Bob Chaulk 232 pages softcover
An incisive illustrated history of the ill-planned and calamitous
construction of Halifax's railway from the author of Atlantic's Last
Stop.
Halifax in the early twentieth century had a problem. It was in the
wrong place in a thinly populated country, far from Canada's builders,
spenders, movers, and shakers.
Grumbling about the city's subpar performance in the movement of
goods, people, and mail had become a time-honoured pastime. Halifax was
the closest big Canadian port to Europe, but more than forty-five years
after Confederation, rail and shipping services to the city were not
making the grade.
Expectations were high on October 30, 1912, when the man who could
finally fix things, Frank Cochrane, the federal minister of Railways and
Canals, came to town to make a big announcement. The stars were aligned.
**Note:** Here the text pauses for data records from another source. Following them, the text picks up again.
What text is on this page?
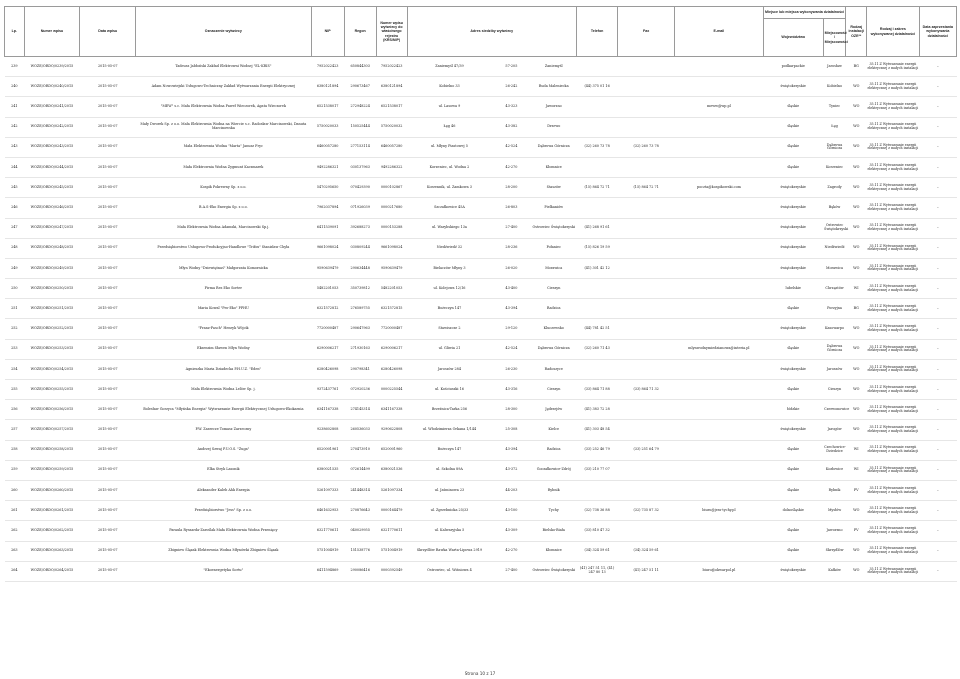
Lp.	Numer wpisu	Data wpisu	Oznaczenie wytwórcy	NIP	Regon	Numer wpisu wytwórcy do właściwego rejestru (KRS/NIP)	Adres siedziby wytwórcy			Telefon	Fax	E-mail	Miejsce lub miejsca wykonywania działalności		Rodzaj instalacji OZE**	Rodzaj i zakres wykonywanej działalności	Data zaprzestania wykonywania działalności
													Województwo	Miejscowość / Miejscowości			
239	WOZE/ORDO/0239/2015	2015-05-07	Tadeusz Jabłoński Zakład Elektrowni Wodnej "EL-KRIS"	7952022423	650844303	7952022423	Zaniemyśl 47/39	57-205	Zaniemyśl				podkarpackie	Jarosław	BG	35.11.Z Wytwarzanie energii elektrycznej z małych instalacji	–
240	WOZE/ORDO/0240/2015	2015-05-07	Adam Nowowiejski Usługowo-Techniczny Zakład Wytwarzania Energii Elektrycznej	6380121894	290673467	6380121894	Kobielno 33	26-242	Ruda Maleniecka	(44) 375 01 16			świętokrzyskie	Kobielno	WO	35.11.Z Wytwarzanie energii elektrycznej z małych instalacji	–
241	WOZE/ORDO/0241/2015	2015-05-07	"MEW" s.c. Mała Elektrownia Wodna Paweł Wieczorek, Agata Wieczorek	6521538017	272948224	6521538017	ul. Lasowa 9	43-323	Jaworzno			meww@wp.pl	śląskie	Tyniec	WO	35.11.Z Wytwarzanie energii elektrycznej z małych instalacji	–
242	WOZE/ORDO/0242/2015	2015-05-07	Mały Dworek Sp. z o.o. Mała Elektrownia Wodna na Wiercie s.c. Radosław Marcinowski, Danuta Marcinowska	5750020033	150525444	5750020032	Łęg 46	43-382	Drzewo				śląskie	Łęg	WO	35.11.Z Wytwarzanie energii elektrycznej z małych instalacji	–
243	WOZE/ORDO/0243/2015	2015-05-07	Mała Elektrownia Wodna "Marta" Janusz Fryc	6460057280	277153114	6460057280	ul. Młyny Piastowej 5	42-524	Dąbrowa Górnicza	(32) 260 73 78	(32) 260 73 78		śląskie	Dąbrowa Górnicza	WO	35.11.Z Wytwarzanie energii elektrycznej z małych instalacji	–
244	WOZE/ORDO/0244/2015	2015-05-07	Mała Elektrownia Wodna Zygmunt Kaczmarek	9492286321	030137963	9492286322	Korzeniec, ul. Wodna 2	42-270	Kłomnice				śląskie	Korzeniec	WO	35.11.Z Wytwarzanie energii elektrycznej z małych instalacji	–
245	WOZE/ORDO/0245/2015	2015-05-07	Kospik Pokrewny Sp. z o.o.	5470295650	070429390	0000102867	Korzennik, ul. Zamkowa 3	28-200	Staszów	(15) 864 72 71	(15) 864 72 71	poczta@kospikowski.com	świętokrzyskie	Zagrody	WO	35.11.Z Wytwarzanie energii elektrycznej z małych instalacji	–
246	WOZE/ORDO/0246/2015	2015-05-07	B.A.S-Eko Energia Sp. z o.o.	7962037894	071926039	0000217680	Szczałkowice 45A	26-803	Pielkaniów				świętokrzyskie	Bęków	WO	35.11.Z Wytwarzanie energii elektrycznej z małych instalacji	–
247	WOZE/ORDO/0247/2015	2015-05-07	Mała Elektrownia Wodna Adamski, Marcinowski Sp.j.	6411539091	392688273	0000153288	ul. Warybskiego 13a	27-400	Ostrowiec Świętokrzyski	(41) 268 91 61			świętokrzyskie	Ostrowiec Świętokrzyski	WO	35.11.Z Wytwarzanie energii elektrycznej z małych instalacji	–
248	WOZE/ORDO/0248/2015	2015-05-07	Przedsiębiorstwo Usługowo-Produkcyjno-Handlowe "Trifox" Stanisław Chyła	9661098024	030809244	9661098024	Niedźwiedź 32	28-236	Połaniec	(15) 826 19 59			świętokrzyskie	Niedźwiedź	WO	35.11.Z Wytwarzanie energii elektrycznej z małych instalacji	–
249	WOZE/ORDO/0249/2015	2015-05-07	Młyn Wodny "Dziewiętnaś" Małgorzata Komornicka	9590639479	290634448	9590639479	Bielaczów Młyny 3	26-020	Morawica	(41) 301 42 12			świętokrzyskie	Morawica	WO	35.11.Z Wytwarzanie energii elektrycznej z małych instalacji	–
250	WOZE/ORDO/0250/2015	2015-05-07	Firma Res Eko Sorter	5482201053	350739812	5482201053	ul. Kolejowa 12/16	43-400	Cieszyn				lubelskie	Chrząstów	WI	35.11.Z Wytwarzanie energii elektrycznej z małych instalacji	–
251	WOZE/ORDO/0251/2015	2015-05-07	Maria Kowal "Pro-Eko" PPHU	6321572812	276589755	6321572815	Bożeczyn 147	43-394	Radzica				śląskie	Porzyjna	BG	35.11.Z Wytwarzanie energii elektrycznej z małych instalacji	–
252	WOZE/ORDO/0252/2015	2015-05-07	"Franz-Pasch" Henryk Wójcik	7720000487	290647963	7720000487	Stawiszcze 2	29-120	Kluczewsko	(44) 781 42 51			świętokrzyskie	Kasowarpo	WO	35.11.Z Wytwarzanie energii elektrycznej z małych instalacji	–
253	WOZE/ORDO/0253/2015	2015-05-07	Eksensim Sławen Młyn Wodny	6290006217	271930163	6290006217	ul. Gliwia 21	42-524	Dąbrowa Górnicza	(32) 260 71 43		mlynwodnymiedzianowa@interia.pl	śląskie	Dąbrowa Górnicza	WO	35.11.Z Wytwarzanie energii elektrycznej z małych instalacji	–
254	WOZE/ORDO/0254/2015	2015-05-07	Agnieszka Maria Dziadecka P.H.U.Z. "Eden"	6280426098	290798341	6280426098	Jaroszów 284	26-230	Radoszyce				świętokrzyskie	Jaroszów	WO	35.11.Z Wytwarzanie energii elektrycznej z małych instalacji	–
255	WOZE/ORDO/0255/2015	2015-05-07	Mała Elektrownia Wodna Lelów Sp. j.	9372437761	072920236	0000225544	ul. Kościuszki 16	43-316	Cieszyn	(33) 864 71 88	(33) 864 71 32		śląskie	Cieszyn	WO	35.11.Z Wytwarzanie energii elektrycznej z małych instalacji	–
256	WOZE/ORDO/0256/2015	2015-05-07	Bolesław Gorzyca "Młyńska Energia" Wytwarzanie Energii Elektrycznej Usługowo-Ekokarnia	6341167338	274145314	6341167338	Brzeźnica-Tarka 256	28-300	Jędrzejów	(41) 383 72 28			łódzkie	Czerwonowice	WO	35.11.Z Wytwarzanie energii elektrycznej z małych instalacji	–
257	WOZE/ORDO/0257/2015	2015-05-07	P.W. Zarzecze Tomasz Zarzeczny	9238602808	260536033	9290622808	ul. Włodzimierza Orkana 1/144	25-308	Kielce	(41) 303 48 54			świętokrzyskie	Jarogów	WO	35.11.Z Wytwarzanie energii elektrycznej z małych instalacji	–
258	WOZE/ORDO/0258/2015	2015-05-07	Andrzej Szwaj P.U.O.S. "Zuga"	6520001961	270473910	6520001960	Bożeczyn 147	43-394	Radzica	(33) 252 46 79	(33) 251 64 79		śląskie	Czechowice-Dziedzice	WI	35.11.Z Wytwarzanie energii elektrycznej z małych instalacji	–
259	WOZE/ORDO/0259/2015	2015-05-07	Elka Stryk Lasonik	6380021535	072614499	6380021536	ul. Szkolna 89A	43-372	Goczałkowice-Zdrój	(33) 210 77 07			śląskie	Kozłowice	WI	35.11.Z Wytwarzanie energii elektrycznej z małych instalacji	–
260	WOZE/ORDO/0260/2015	2015-05-07	Aleksander Kaleb Ahk Energia	5261097333	241448314	5261097334	ul. Jaśminowa 23	44-203	Rybnik				śląskie	Rybnik	PV	35.11.Z Wytwarzanie energii elektrycznej z małych instalacji	–
261	WOZE/ORDO/0261/2015	2015-05-07	Przedsiębiorstwo "Jess" Sp. z o.o.	6461632953	270876643	0000164479	ul. Zgrzebnioka 25/33	43-100	Tychy	(32) 738 36 88	(32) 735 87 32	biuro@jess-tychy.pl	dolnośląskie	Mysłów	WO	35.11.Z Wytwarzanie energii elektrycznej z małych instalacji	–
262	WOZE/ORDO/0262/2015	2015-05-07	Paraula Ryszarda-Zaroślak Mała Elektrownia Wodna Przenięcy	6321770611	040029955	6321770611	ul. Kalwaryjska 5	43-309	Bielsko-Biała	(33) 810 47 32			śląskie	Jaworzno	PV	35.11.Z Wytwarzanie energii elektrycznej z małych instalacji	–
263	WOZE/ORDO/0263/2015	2015-05-07	Zbigniew Ślązak Elektrownia Wodna Młynówki Zbigniew Ślązak	5751004919	151538776	5751004919	Skrzydlów Rawka Warta-Lipowa 2919	42-270	Kłomnice	(34) 324 59 61	(34) 324 59 61		śląskie	Skrzydlów	WO	35.11.Z Wytwarzanie energii elektrycznej z małych instalacji	–
264	WOZE/ORDO/0264/2015	2015-05-07	"Ekoenergetyka Sortu"	6411594869	290086416	0000392549	Ostrowiec, ul. Wiśniowa 4	27-400	Ostrowiec Świętokrzyski	(41) 247 51 11, (41) 247 80 13	(41) 247 51 11	biuro@okwarpol.pl	świętokrzyskie	Kałków	WO	35.11.Z Wytwarzanie energii elektrycznej z małych instalacji	–
Strona 10 z 17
The question was, would the stars be bright enough to lead Halifax out
of its dormancy?
Over the next four years, dynamite and steam shovels would create
havoc, throwing hundreds of people out of their homes, devour four
hundred acres of prime municipal real estate, cover two huge swaths of
the harbour, annihilate two kilometres of shoreline, and cut a deep gash
eight kilometres long across the city?all to build a rail cut that
confounds transportation to this day.
Illustrated with photos and hand-drafted maps, Railroaded: The Untold History of Halifax's Rail Cut
is a story about how powerless citizens are when their elected
government decides it wants something they have, including their homes, in
a desperate grasp at a prosperous future.